Es hängt von unserer Sichtweise ab, ob wir im „Anderen“, das Fremde oder das Neue erkennen wollen. Sind wir bereit, auf dieses „Andere“ zuzugehen, oder ziehen wir uns ins „Eigene“ zurück? Wer sich für die zweite Variante entscheidet, beginnt, das „Eigene“ so zu konstruieren, als wäre es essenziell, immer und unverrückbar statisch nachweisbar so gewesen. Unter welchen Voraussetzungen aber führt Nähe zur Öffnung dem Anderen gegenüber?

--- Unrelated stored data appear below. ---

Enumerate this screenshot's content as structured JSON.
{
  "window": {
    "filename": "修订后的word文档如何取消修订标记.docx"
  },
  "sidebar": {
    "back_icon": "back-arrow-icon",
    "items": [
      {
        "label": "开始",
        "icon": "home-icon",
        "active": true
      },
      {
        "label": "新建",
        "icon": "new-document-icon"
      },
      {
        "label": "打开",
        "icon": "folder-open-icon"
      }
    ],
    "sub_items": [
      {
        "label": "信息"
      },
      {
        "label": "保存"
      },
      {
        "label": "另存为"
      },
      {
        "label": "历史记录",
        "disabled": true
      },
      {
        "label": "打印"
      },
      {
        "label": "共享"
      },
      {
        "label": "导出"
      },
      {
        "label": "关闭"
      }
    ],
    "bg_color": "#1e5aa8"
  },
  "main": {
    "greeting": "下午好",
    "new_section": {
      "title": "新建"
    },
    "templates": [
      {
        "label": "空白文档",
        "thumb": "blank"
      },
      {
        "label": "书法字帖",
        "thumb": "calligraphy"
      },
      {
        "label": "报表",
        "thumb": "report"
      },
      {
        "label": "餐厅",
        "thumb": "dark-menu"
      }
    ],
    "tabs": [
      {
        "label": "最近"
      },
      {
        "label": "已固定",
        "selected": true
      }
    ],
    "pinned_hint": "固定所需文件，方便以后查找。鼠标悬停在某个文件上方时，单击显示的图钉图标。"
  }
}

Nur wenn ich weiß, wer ich bin und mir meiner Identität sicher bin, habe ich keine Angst, mich dem „Anderen“ zu öffnen, in ihm das „Neue“ zu sehen. Die Begegnung des Islam mit Europa im Zuge der Arbeitermigration führte jedoch zu Identitätsverunsicherungen auf beiden Seiten, was oft statt Nähe Distanz hervorrief. Eine reflexive Auseinandersetzung mit der je eigenen Tradition ist daher notwendig. Der Religionsunterricht an Schulen ist ein geeigneter Raum dafür. 

 


[1] Emil Brunner: Der Mensch im Widerspruch, 4. Aufl., Zürich-Stuttgart 1965, S. 38 f.
[2] Vgl. Ibrahim 2014, S. 316f.
[3] Vgl. ebd.
[4] Georg Wilhelm Friedrich Hegel, Vorlesungen über die Philosophie der Geschichte, Kapitel 18, Reclam Verlag, Leipzig 1924 (Quelle: http://gutenberg.spiegel.de/buch/1657/18).
[5] Johann Gottfried Herder, Ideen zur Philosophie der Geschichte der Menschheit, hrsg. v. Wolfgang Proß Bd.III/1, Hanser Verlag, München 2002; S. 651.